MAN IN THE MIDDLE has Robert Mitchum coast through one of his pick-up-a-check jobs in a mildly interesting military court martial drama set in India during WW2. Mitchum, director Guy Hamilton and cinematographer Wilkie Cooper did a weeks worth of pickup location shots in New Delhi for atmosphere; the rest was done in England. The script by Willis Hall and Keith Waterhouse was pulled from “The Winston Affair” (the movie went by that title on release in the States), a novel written four years earlier by Howard Fast (Spartacus).

1944. While the war in Europe dominates the headlines, over in the CBI (China-Burma-India) Theater of Operations, dicey relations between U.S. and British allies are further strained by an incident when American army officer ‘Lieut. Winston’ (Keenan Wynn) snaps at a jungle base camp and murders a British sergeant. Cold-blood. A dozen witnesses. Military justice, no picnic to start with, must play ball with politics (you ever see a court martial movie where the deck is less than stacked?) and ensure the culprit meets a noose, but it has to look like a “fair” trial. ‘Lt. Col. Barney Adams’ (Mitchum) gets the thankless defense job, and finds little cooperation from anyone, let alone his obviously psychotic defendant.

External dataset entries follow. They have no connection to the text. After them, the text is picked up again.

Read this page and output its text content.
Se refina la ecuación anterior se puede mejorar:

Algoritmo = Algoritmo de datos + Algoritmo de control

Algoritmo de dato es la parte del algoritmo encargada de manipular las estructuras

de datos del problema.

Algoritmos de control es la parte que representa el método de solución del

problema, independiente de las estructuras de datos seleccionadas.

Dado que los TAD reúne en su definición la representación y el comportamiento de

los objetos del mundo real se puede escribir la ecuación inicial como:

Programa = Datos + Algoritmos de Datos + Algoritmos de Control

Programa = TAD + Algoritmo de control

Mitchum’s all right, but the juicier roles go to Wynn (in raving racist loon mode) and Trevor Howard, shoehorned in as “Guest Star”, carrying off his small part as a psychiatrist with customary élan. The “it’s a war, we may as well sleep together” add-on with Mitchum and France Nuyen, as a Eurasian nurse, carries little spark (they’d previously worked together on another service-related picture, the wan comedy The Last Time I Saw Archie) and merely drags momentum.

The scoring duty was split between Lionel Bart and John Barry: it’s no cap feather for either, with a number of inappropriate cues bonging in needlessly to punch up some nondescript scenes. Reviewers shrugged the movie off; the middling ‘Man’ fell by the wayside, passing by at 95th place in 1964 with a gross of $2,500,000. Director Hamilton’s next assignment had considerably more pizzazz in every department, an item called Goldfinger. *

With Barry Sullivan, Alexander Knox, Sam Wanamaker, Robert Nichols, Lionel Murton, Errol John, David Bauer, Paul Maxwell and Michael Goodliffe. 94 minutes.

* Hamilton: My pleasure and joy in working with Bob Mitchum was in direct contrast to my previous experience with Hollywood stars. I still think of him as one ofmy favorite people, both as an actor and as a human being.”

1964 did produce an excellent court martial tale, also from Britain, King and Country.